Our head chef is putting together a new summer menu, but here’s a sneak peak recipe of one of the items that’s a strong contender for the end of July. It’s a classic combination of green peas and fresh mint in a deliciously light, fresh croquette, served with a delicate mint yoghurt.
4tbsp olive oil
6 large shallots, finely chopped (300g net weight)
1tbsp white-wine vinegar
700g fresh peas (or frozen, defrosted)
20g mint leaves, finely shredded
1 garlic clove, peeled and crushed
4 free-range eggs, beaten (one egg in a separate bowl, for the pea mixture)
Salt and black pepper
150g panko breadcrumbs
Sunflower oil, for frying
1tsp dried mint
120g soured cream
1tbsp olive oil
Heat the olive oil in a frying pan and sauté the shallots on medium heat, stirring often, for 15-20 minutes, until soft. Add the vinegar, cook for two minutes, then take off the heat.
Put the peas in a food processor and briefly blitz – they need to break down but not so far that they turn into a mushy paste. Transfer to a bowl and stir in the shallots, mint, garlic, one beaten egg, half a teaspoon of salt and lots of black pepper. Take a tray that will fit in the freezer and line it with parchment paper. Shape the mix into 12 patties, 7cm in diameter and 2cm thick (or into tread barrel shapes), and freeze for at least an hour.
Remove the croquettes from the freezer and, one at a time, dip them first in beaten egg, then in the crumbs. Leave at room temperature for up to an hour, until part-defrosted.

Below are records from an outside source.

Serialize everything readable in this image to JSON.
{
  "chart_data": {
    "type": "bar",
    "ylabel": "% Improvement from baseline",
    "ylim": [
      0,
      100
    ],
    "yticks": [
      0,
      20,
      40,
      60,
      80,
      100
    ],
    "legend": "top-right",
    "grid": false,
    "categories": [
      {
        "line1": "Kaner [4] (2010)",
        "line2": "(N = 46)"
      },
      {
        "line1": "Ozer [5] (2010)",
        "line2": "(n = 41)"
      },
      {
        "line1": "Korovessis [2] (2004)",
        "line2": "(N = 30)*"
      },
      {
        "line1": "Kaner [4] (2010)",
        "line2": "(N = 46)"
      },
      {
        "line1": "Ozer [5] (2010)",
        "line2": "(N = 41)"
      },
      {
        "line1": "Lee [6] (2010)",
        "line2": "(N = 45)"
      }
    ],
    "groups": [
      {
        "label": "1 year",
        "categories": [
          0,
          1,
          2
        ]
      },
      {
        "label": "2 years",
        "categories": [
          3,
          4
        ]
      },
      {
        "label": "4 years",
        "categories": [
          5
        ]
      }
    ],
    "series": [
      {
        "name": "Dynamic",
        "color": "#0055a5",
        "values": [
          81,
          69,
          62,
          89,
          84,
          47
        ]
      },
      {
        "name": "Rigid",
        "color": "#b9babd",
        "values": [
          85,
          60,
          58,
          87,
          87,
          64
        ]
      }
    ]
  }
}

Meanwhile, mix together the ingredients for the sauce and season to taste.
Fill a medium frying pan with enough sunflower oil to come 2.5cm up the sides. Place on medium-high heat and, when the oil is hot, fry the croquettes in batches for three minutes each, turning once; make sure the oil isn’t too hot, so the heat can permeate the centre by the time they are golden-brown. Drain on kitchen paper and serve at once with the sauce spooned on top or on the side.